I started out in design a long time ago. My dad was a printer and I grew up in house that was largely given over to his letterpress workshop which was meant to be confined to the garage but had seeped into most rooms of the house. My first five years in a studio environment were before the arrival of Apple Macs. In 1989 I went to art college, and whilst studying at Central Saint Martins I began working regularly for art director Alan Aboud.
I worked with Alan and his partner Sandro for about five years on and off. Two whilst still at college and three after graduating. Their work was almost exclusively for Paul Smith, but with occasional projects coming in from elsewhere… Channel 4, Oliver Peoples, Lowe Howard Spink and others. It was a lot of fun working on Paul Smith projects and I got a lot out of it but after five years I felt I had achieved all I could there and went into other avenues. An ad agency, where I helped set up a design company under the agency’s umbrella, then on to a corporate identity specialist, then back to fashion as a creative director of brand communications.
One charcateristic defined the period between the mid nineties and the early two thousands: Companies were bought and sold, merged and relocated, or dropped into liquidation in the first recession of the new millennium. This fact, coupled with the growing domination of the digital approach, meant I began to lose my love of the once very physical and mechanical design environment. I began to gravitate towards graphics as illustration, rather than graphics as design.

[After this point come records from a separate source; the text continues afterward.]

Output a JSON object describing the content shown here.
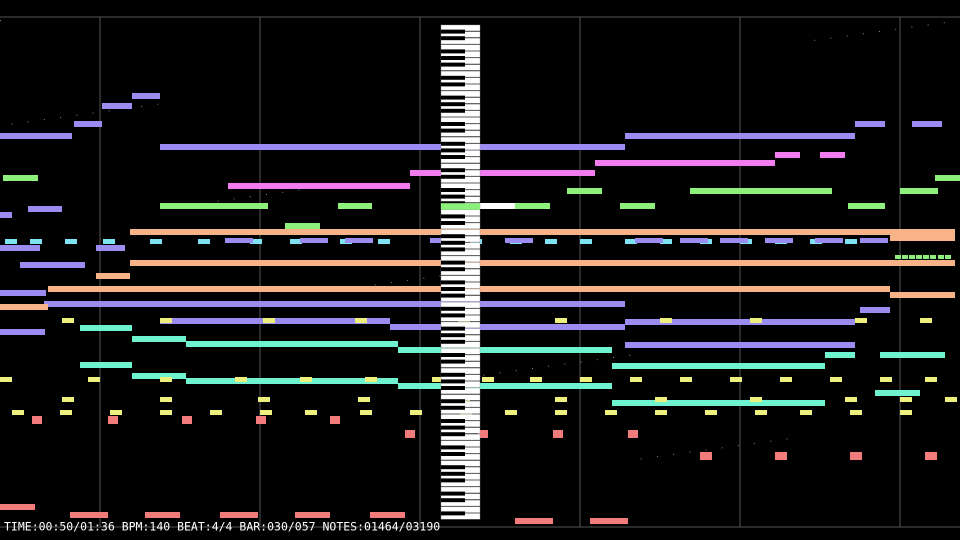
{
  "status_bar": "TIME:00:50/01:36 BPM:140 BEAT:4/4 BAR:030/057 NOTES:01464/03190"
}
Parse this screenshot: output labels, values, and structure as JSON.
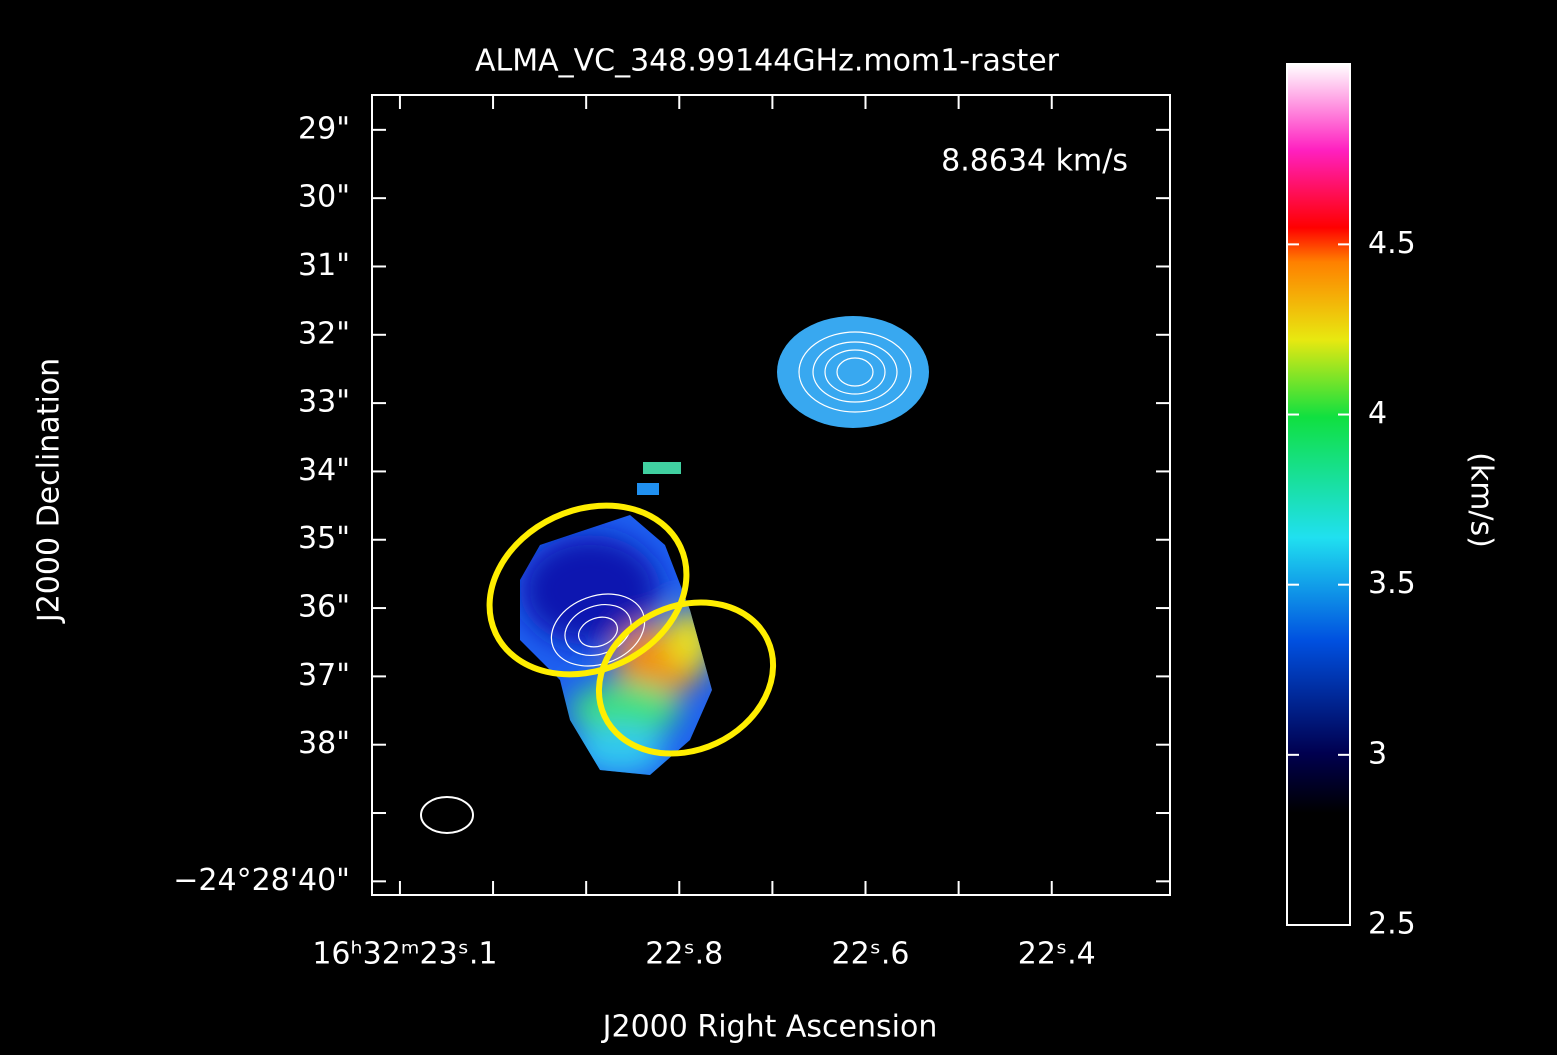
{
  "chart_data": {
    "type": "image",
    "title": "ALMA_VC_348.99144GHz.mom1-raster",
    "annotation": "8.8634 km/s",
    "xlabel": "J2000 Right Ascension",
    "ylabel": "J2000 Declination",
    "colorbar_label": "(km/s)",
    "xlim": [
      23.13,
      22.273
    ],
    "xticks": [
      {
        "value": 23.1,
        "label": "16ʰ32ᵐ23ˢ.1"
      },
      {
        "value": 22.8,
        "label": "22ˢ.8"
      },
      {
        "value": 22.6,
        "label": "22ˢ.6"
      },
      {
        "value": 22.4,
        "label": "22ˢ.4"
      }
    ],
    "xminor": [
      23.0,
      22.9,
      22.7,
      22.5
    ],
    "ylim": [
      40.2,
      28.49
    ],
    "yticks": [
      {
        "value": 29,
        "label": "29\""
      },
      {
        "value": 30,
        "label": "30\""
      },
      {
        "value": 31,
        "label": "31\""
      },
      {
        "value": 32,
        "label": "32\""
      },
      {
        "value": 33,
        "label": "33\""
      },
      {
        "value": 34,
        "label": "34\""
      },
      {
        "value": 35,
        "label": "35\""
      },
      {
        "value": 36,
        "label": "36\""
      },
      {
        "value": 37,
        "label": "37\""
      },
      {
        "value": 38,
        "label": "38\""
      },
      {
        "value": 40,
        "label": "−24°28'40\""
      }
    ],
    "yminor": [
      39
    ],
    "clim": [
      2.5,
      5.03
    ],
    "cticks": [
      2.5,
      3,
      3.5,
      4,
      4.5
    ]
  }
}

Before that happened though I took one last position with a small but growing independent branding agency who had been selected to pitch for a major UK brand redesign. My previous experience with large financial brands at two of my previous companies meant I was the ideal candidate to run the project for them, as they had not done anything quite as big before. I ran the project successfully, and being in charge I was able to do things the way I believed they should be done. We worked with a tight, focussed team and we kept a very fast paced development schedule with regular client presentations. The entire re-brand was taken from pitch to concept sign off well within six months.
I felt I was happy there. Then the news came, they too were selling up to a large global parent company and as a result they were to be merged with a rival company. I decided not to remain for the merger, and instead set up a studio with a colleague from one of my previous appointments.
Together we worked mainly for the music industry, with some fashion work too. One of the first projects we pitched for required a series of linked, but essentially different illustrations. We won the pitch and I found myself creating the illustrations as well. That was in 2003, and around that time I made the decision to retire from graphic design in order to become an illustrator.
Since that time I have worked under the name Spookytim, or Studiospooky… just plain Spooky to you.
The project that allowed me to jump disciplines was the Scissor Sisters debut campaign which I art directed and illustrated. When that was finally completed, I officially retired from design and became an illustrator, running Studiospooky. I have undertaken a few design projects since that time, and lately I’ve started to get a yearning to do some more design work.
The selection of work available is not a showcase or a portfolio of my design work shown in the best possible light. Its more of a snapshot of some of the projects I was involved with in my days as a designer, for nostalgia’s sake as much as anything else. Of course, if somebody out there sees the work and feels like the might want to discuss a design project with me I’d be delighted.
The work shown is an archive of the remnants of my previous career. Things that are stuffed away in boxes or long discarded with only some old 35mm photographs taken at the time as a record of my work. Of the things I have photographed for my section, I have shot them where I found them, using available light and any available camera at the time. If they are yellowed and crumpled, marked and scratched, then that’s how I’ve shot them. Some of the work is approaching 20 years old.